Папа в молодости часто был вожатым в лагере. Он обожает называть нас «ребята», устраивать конкурсы и пронзительно свистеть, заставляя нас ходить строем.
С криками восторга мы сбежали по лестнице.
— Оденьтесь потеплее, — успела добавить мама. — Холод на улице!
Мы вмиг разбрелись по полю, проваливаясь в снег.

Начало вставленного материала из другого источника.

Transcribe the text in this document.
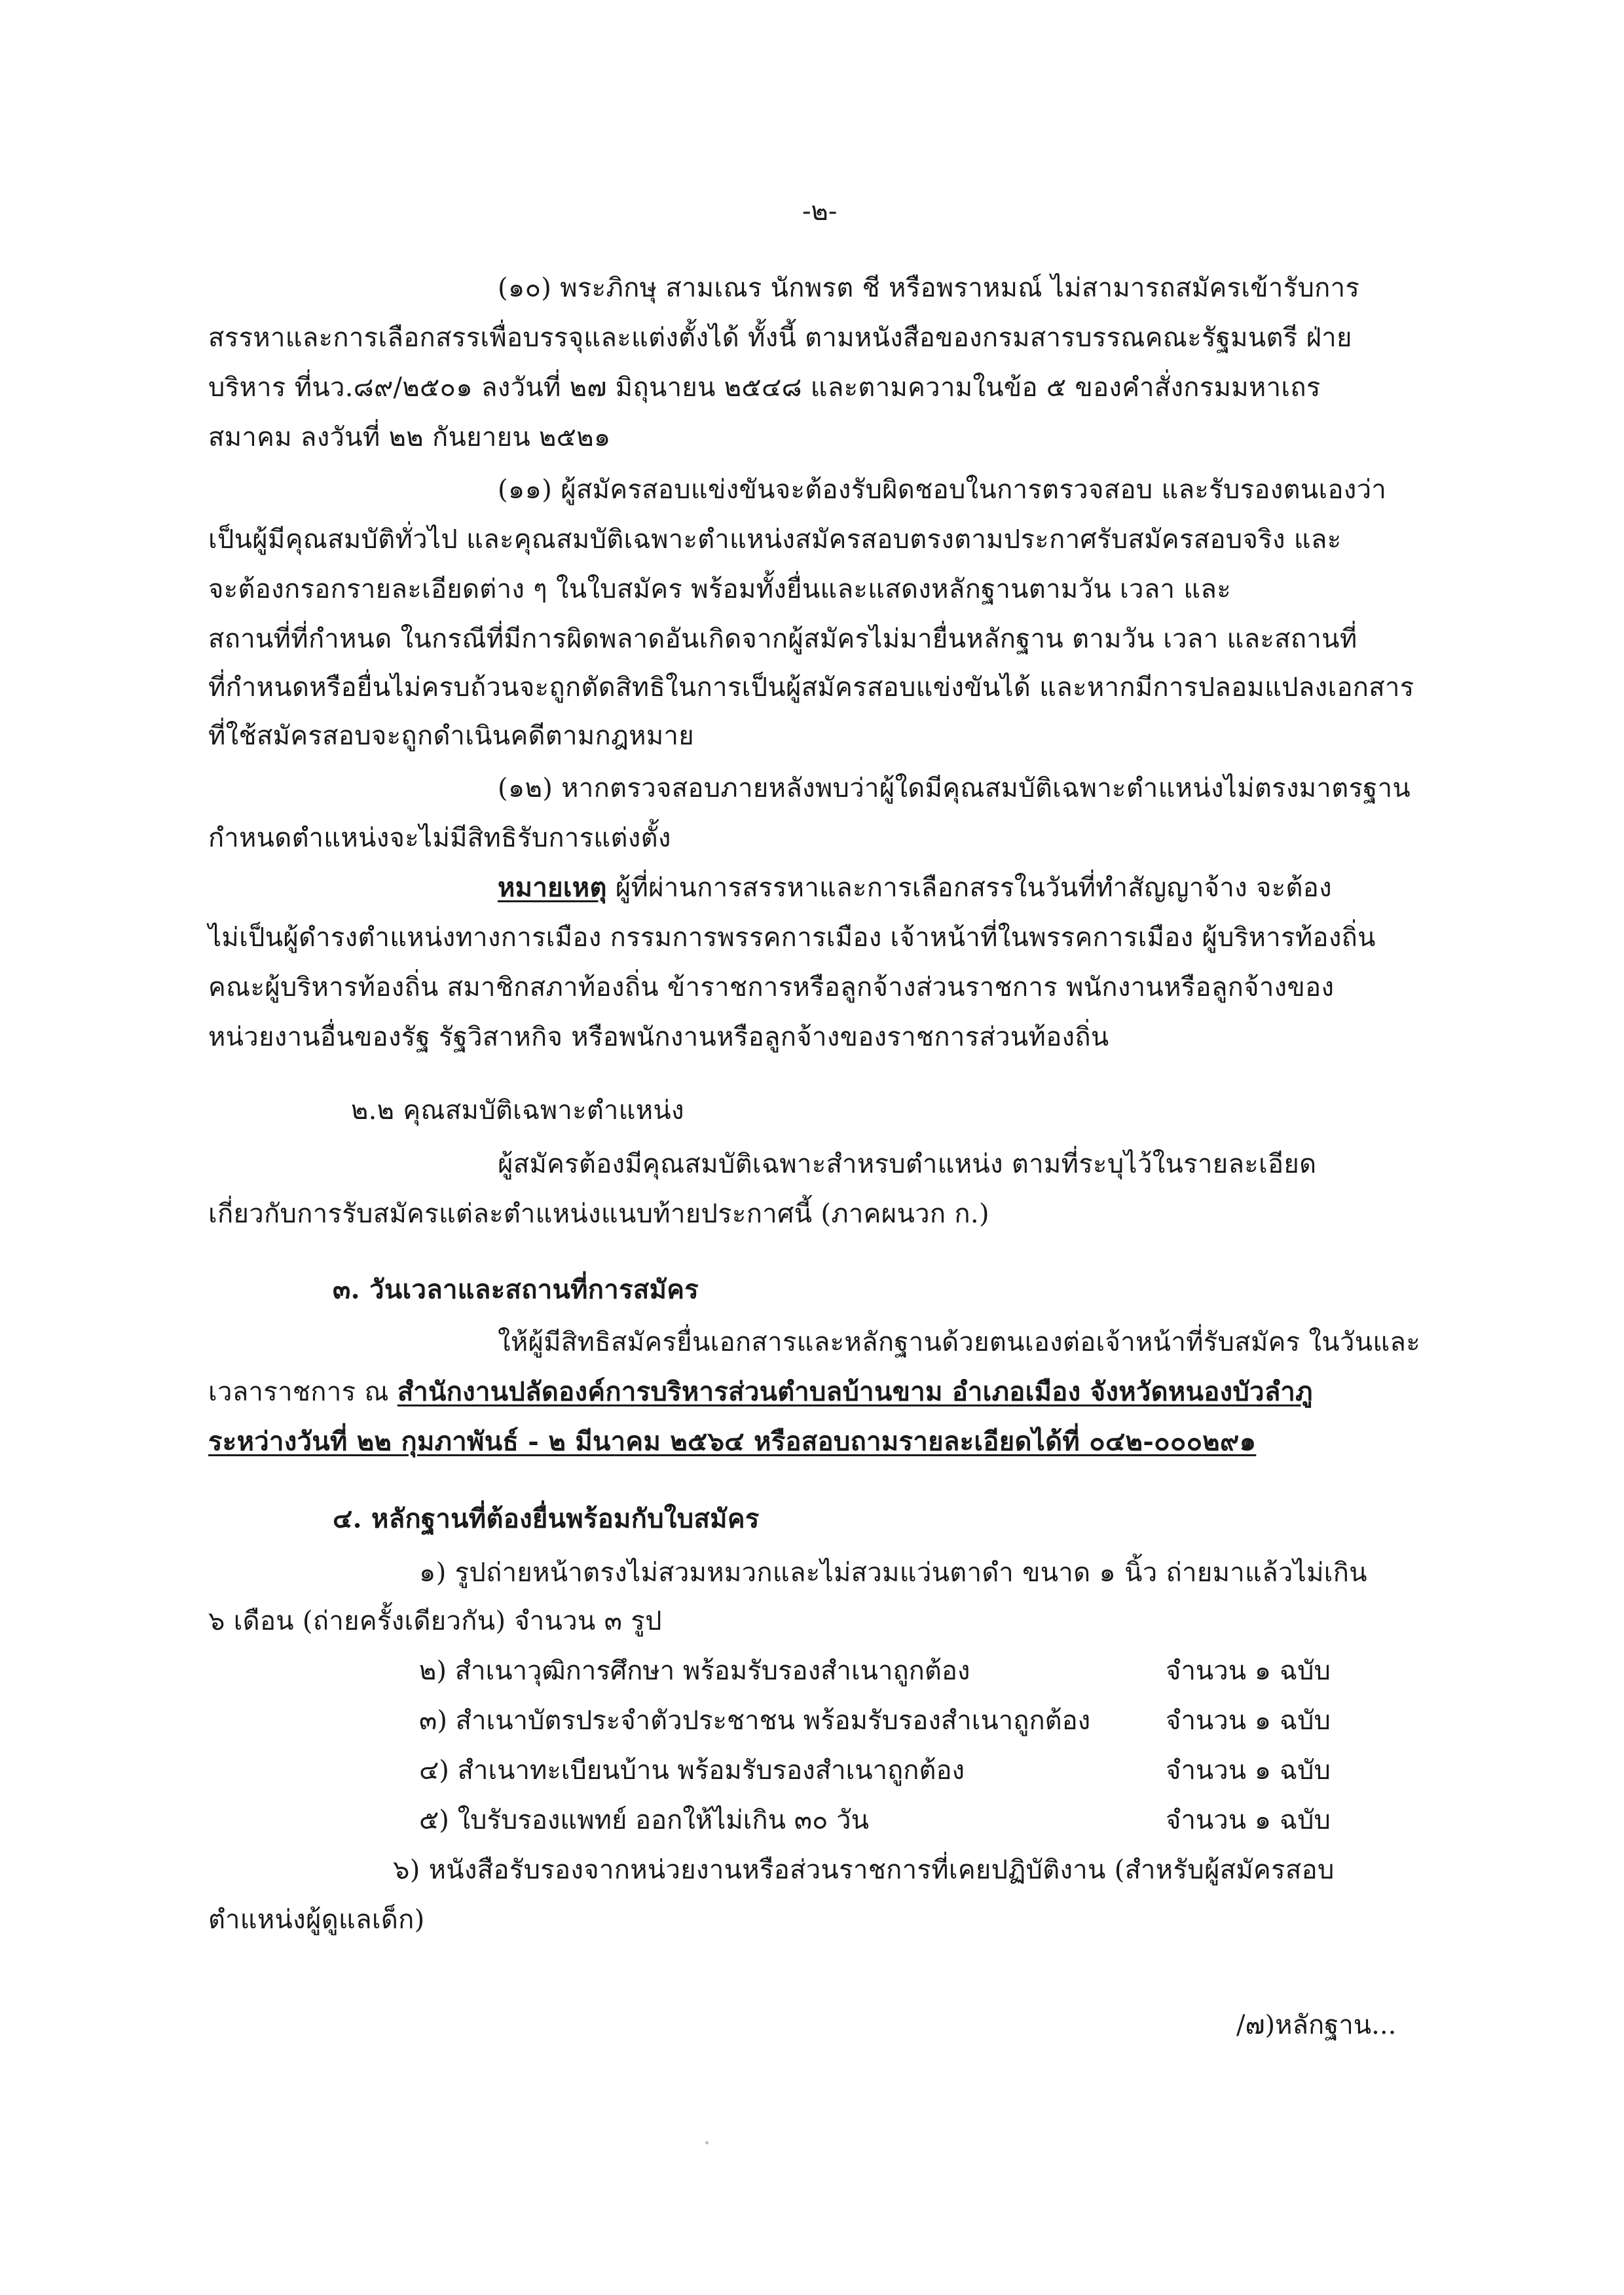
-๒-
(๑๐) พระภิกษุ สามเณร นักพรต ชี หรือพราหมณ์ ไม่สามารถสมัครเข้ารับการ
สรรหาและการเลือกสรรเพื่อบรรจุและแต่งตั้งได้ ทั้งนี้ ตามหนังสือของกรมสารบรรณคณะรัฐมนตรี ฝ่าย
บริหาร ที่นว.๘๙/๒๕๐๑ ลงวันที่ ๒๗ มิถุนายน ๒๕๔๘ และตามความในข้อ ๕ ของคำสั่งกรมมหาเถร
สมาคม ลงวันที่ ๒๒ กันยายน ๒๕๒๑
(๑๑) ผู้สมัครสอบแข่งขันจะต้องรับผิดชอบในการตรวจสอบ และรับรองตนเองว่า
เป็นผู้มีคุณสมบัติทั่วไป และคุณสมบัติเฉพาะตำแหน่งสมัครสอบตรงตามประกาศรับสมัครสอบจริง และ
จะต้องกรอกรายละเอียดต่าง ๆ ในใบสมัคร พร้อมทั้งยื่นและแสดงหลักฐานตามวัน เวลา และ
สถานที่ที่กำหนด ในกรณีที่มีการผิดพลาดอันเกิดจากผู้สมัครไม่มายื่นหลักฐาน ตามวัน เวลา และสถานที่
ที่กำหนดหรือยื่นไม่ครบถ้วนจะถูกตัดสิทธิในการเป็นผู้สมัครสอบแข่งขันได้ และหากมีการปลอมแปลงเอกสาร
ที่ใช้สมัครสอบจะถูกดำเนินคดีตามกฎหมาย
(๑๒) หากตรวจสอบภายหลังพบว่าผู้ใดมีคุณสมบัติเฉพาะตำแหน่งไม่ตรงมาตรฐาน
กำหนดตำแหน่งจะไม่มีสิทธิรับการแต่งตั้ง
หมายเหตุ ผู้ที่ผ่านการสรรหาและการเลือกสรรในวันที่ทำสัญญาจ้าง จะต้อง
ไม่เป็นผู้ดำรงตำแหน่งทางการเมือง กรรมการพรรคการเมือง เจ้าหน้าที่ในพรรคการเมือง ผู้บริหารท้องถิ่น
คณะผู้บริหารท้องถิ่น สมาชิกสภาท้องถิ่น ข้าราชการหรือลูกจ้างส่วนราชการ พนักงานหรือลูกจ้างของ
หน่วยงานอื่นของรัฐ รัฐวิสาหกิจ หรือพนักงานหรือลูกจ้างของราชการส่วนท้องถิ่น
๒.๒ คุณสมบัติเฉพาะตำแหน่ง
ผู้สมัครต้องมีคุณสมบัติเฉพาะสำหรบตำแหน่ง ตามที่ระบุไว้ในรายละเอียด
เกี่ยวกับการรับสมัครแต่ละตำแหน่งแนบท้ายประกาศนี้ (ภาคผนวก ก.)
๓. วันเวลาและสถานที่การสมัคร
ให้ผู้มีสิทธิสมัครยื่นเอกสารและหลักฐานด้วยตนเองต่อเจ้าหน้าที่รับสมัคร ในวันและ
เวลาราชการ ณ สำนักงานปลัดองค์การบริหารส่วนตำบลบ้านขาม อำเภอเมือง จังหวัดหนองบัวลำภู
ระหว่างวันที่ ๒๒ กุมภาพันธ์ - ๒ มีนาคม ๒๕๖๔ หรือสอบถามรายละเอียดได้ที่ ๐๔๒-๐๐๐๒๙๑
๔. หลักฐานที่ต้องยื่นพร้อมกับใบสมัคร
๑) รูปถ่ายหน้าตรงไม่สวมหมวกและไม่สวมแว่นตาดำ ขนาด ๑ นิ้ว ถ่ายมาแล้วไม่เกิน
๖ เดือน (ถ่ายครั้งเดียวกัน) จำนวน ๓ รูป
๒) สำเนาวุฒิการศึกษา พร้อมรับรองสำเนาถูกต้อง	จำนวน ๑ ฉบับ
๓) สำเนาบัตรประจำตัวประชาชน พร้อมรับรองสำเนาถูกต้อง	จำนวน ๑ ฉบับ
๔) สำเนาทะเบียนบ้าน พร้อมรับรองสำเนาถูกต้อง	จำนวน ๑ ฉบับ
๕) ใบรับรองแพทย์ ออกให้ไม่เกิน ๓๐ วัน	จำนวน ๑ ฉบับ
๖) หนังสือรับรองจากหน่วยงานหรือส่วนราชการที่เคยปฏิบัติงาน (สำหรับผู้สมัครสอบ
ตำแหน่งผู้ดูแลเด็ก)
/๗)หลักฐาน...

Похоже, веселее всего было папе. Он первым начал бросаться снежками. Вскоре на поле разразилась настоящая снежная битва! Мы с Жаном А. одни сражались против всех. Дряхлые варежки родственничков мгновенно промокли, снег залетал за шиворот, и пальцы окоченели, но битва получилась просто супер!
А потом Жан Г. разревелся, прикрывая рукой глаз: мол, Жан В. специально засунул в свои снежки камни. Тогда папа сказал:
— Всем успокоиться. Теперь будем лепить самого большого в мире снеговика. За работу, ребята!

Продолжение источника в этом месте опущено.